When we had the brexit vote, I didn't vote. I didn't agree with the referendum period, and I lacked (and still lack) the ability to know what I was voting for one way or the other. However, the next day there was much talk on radio and TV about the 1/3 (approx) of people who "couldn't be bothered to vote", as though each and everyone of those people had given it no thought, no consideration, nothing. In my case that was far from true, and I only wish I'd turned up to spoil my paper, so as not to have felt that "I couldn't be bothered".

As for your last line "There’s no point getting riled up over other people’s attitude to politics", amen to that.

Dibbydoos · 05/07/2024 00:24

So many at work today saying they dont vote.
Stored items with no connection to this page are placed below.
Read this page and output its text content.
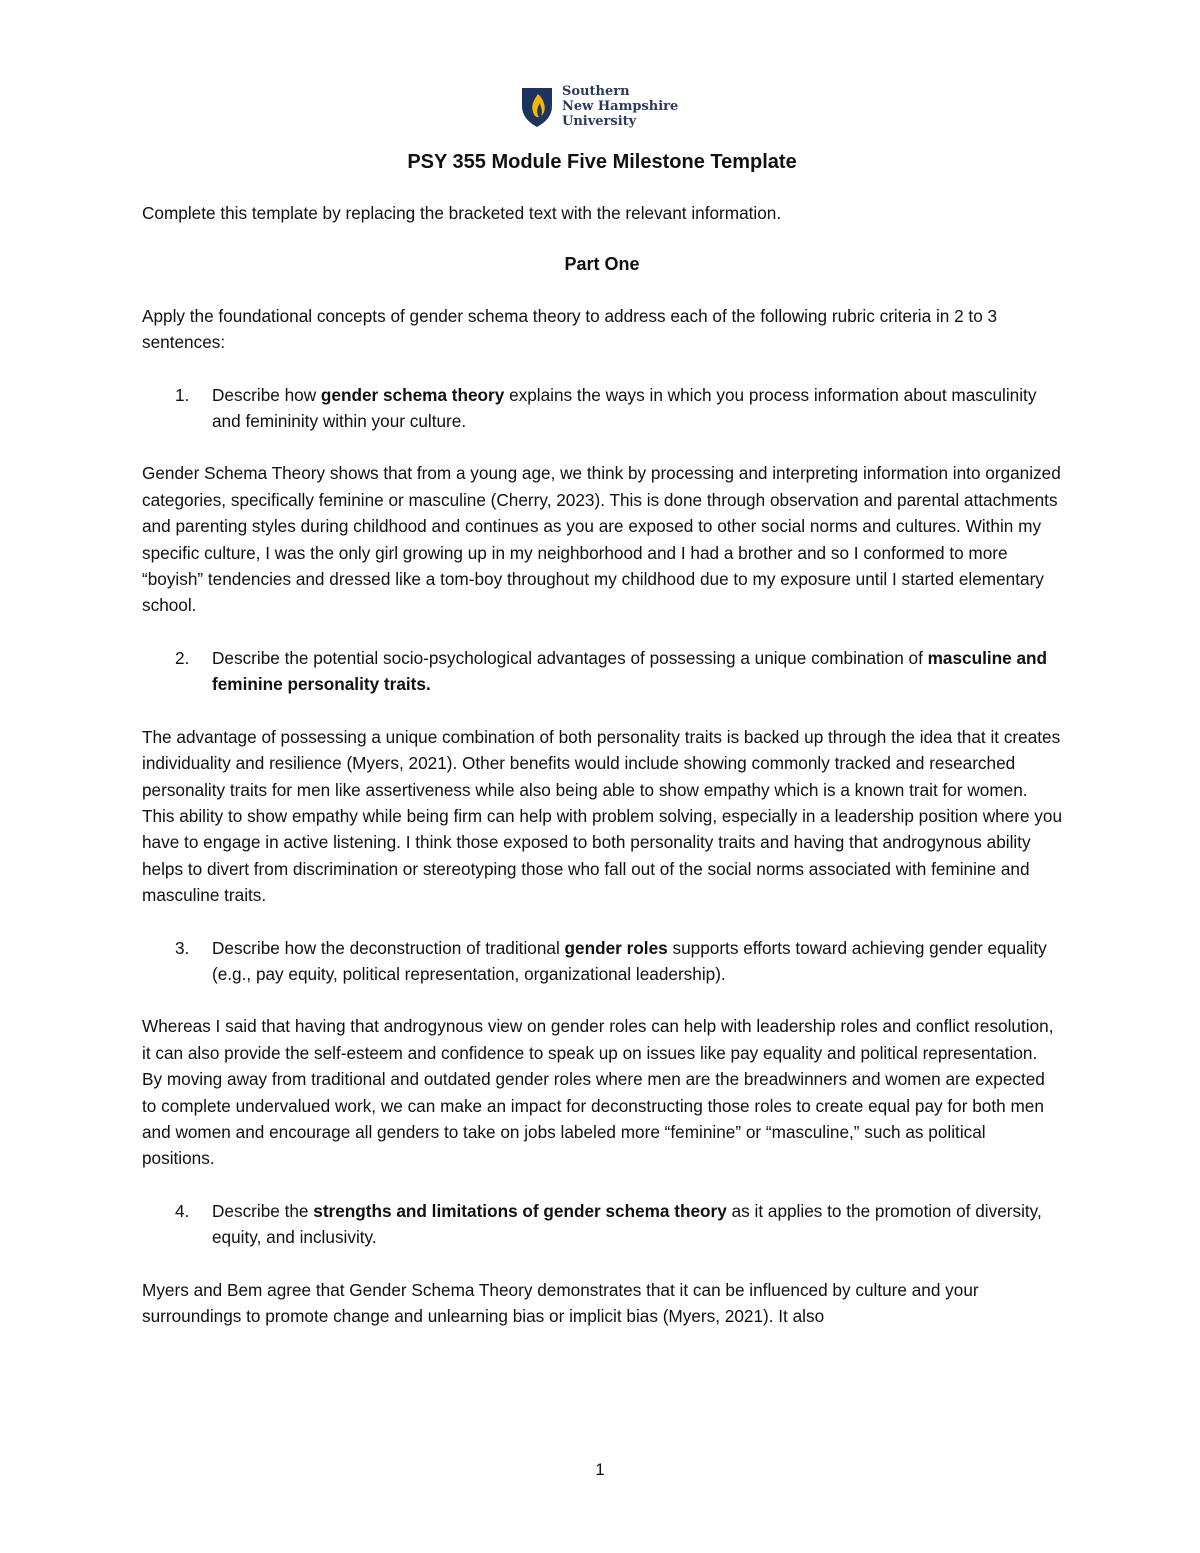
Southern
New Hampshire
University
PSY 355 Module Five Milestone Template
Complete this template by replacing the bracketed text with the relevant information.
Part One
Apply the foundational concepts of gender schema theory to address each of the following rubric criteria in 2 to 3 sentences:
1. Describe how gender schema theory explains the ways in which you process information about masculinity and femininity within your culture.
Gender Schema Theory shows that from a young age, we think by processing and interpreting information into organized categories, specifically feminine or masculine (Cherry, 2023). This is done through observation and parental attachments and parenting styles during childhood and continues as you are exposed to other social norms and cultures. Within my specific culture, I was the only girl growing up in my neighborhood and I had a brother and so I conformed to more “boyish” tendencies and dressed like a tom-boy throughout my childhood due to my exposure until I started elementary school.
2. Describe the potential socio-psychological advantages of possessing a unique combination of masculine and feminine personality traits.
The advantage of possessing a unique combination of both personality traits is backed up through the idea that it creates individuality and resilience (Myers, 2021). Other benefits would include showing commonly tracked and researched personality traits for men like assertiveness while also being able to show empathy which is a known trait for women. This ability to show empathy while being firm can help with problem solving, especially in a leadership position where you have to engage in active listening. I think those exposed to both personality traits and having that androgynous ability helps to divert from discrimination or stereotyping those who fall out of the social norms associated with feminine and masculine traits.
3. Describe how the deconstruction of traditional gender roles supports efforts toward achieving gender equality (e.g., pay equity, political representation, organizational leadership).
Whereas I said that having that androgynous view on gender roles can help with leadership roles and conflict resolution, it can also provide the self-esteem and confidence to speak up on issues like pay equality and political representation. By moving away from traditional and outdated gender roles where men are the breadwinners and women are expected to complete undervalued work, we can make an impact for deconstructing those roles to create equal pay for both men and women and encourage all genders to take on jobs labeled more “feminine” or “masculine,” such as political positions.
4. Describe the strengths and limitations of gender schema theory as it applies to the promotion of diversity, equity, and inclusivity.
Myers and Bem agree that Gender Schema Theory demonstrates that it can be influenced by culture and your surroundings to promote change and unlearning bias or implicit bias (Myers, 2021). It also
1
It's shocking.

My kids voted for tge first tkme in a gen rlection because I am really strong on needing to use the powers your given and voting gives us a power to influence policies etc.

Thedayb4youcame · 05/07/2024 00:29

@TheOnlyVoter I'm 46, male. Both my parents are dead. Ditto my in-laws. I am all but estranged from one sister, the other has care needs that mean she could never support anyone.

I have a very good life partner, and a sister-in-law on the fringes of it.

But that's it. No one else, no children. My friends are my world, they are my support network, my everything. I do not like all aspects of their personalities, likewise nor do they of me. Some friends I have known for years and years, and yet I don't know them well, but the trust and friendship is solidly rooted. All my friends can be called upon in an emergency.

Choose your battles. People exercising their right not to vote it just that - them exercising their right to do so. But if you really, really value your friends, you will find what matters most.

PoppyCherryDog · 05/07/2024 00:32

Yanbu

i am not that political but I always vote because women have their lives fighting for us to vote

i am 31 and one of my friends couldn’t remember if she was registered to vote… went down the polling station and wasn’t registered… I was so shocked!

LonginesPrime · 05/07/2024 00:33

So many at work today saying they dont vote. It's shocking.

I don't understand how anyone is shocked by this when the election results always display the voter turnout for each seat.

The results show that lots of people don't vote so why is this surprising to the people who are engaged with the election process?

RubySloth · 05/07/2024 00:34

It's their choice, and to be honest, there wasn't exactly anyone inspiring to vote for. (Yes, I did vote)

Do they normally vote?

TheOnlyVoter · 05/07/2024 00:35

PassingStranger · 05/07/2024 00:18

It's still nothing to do with you if they don't want too.
They don't have to justify it to you.

You’re right, they don’t have to justify it to me. Nor have I or will I ask them to. Ever.

I’m just disappointed that they haven’t been and even spoiled their ballots.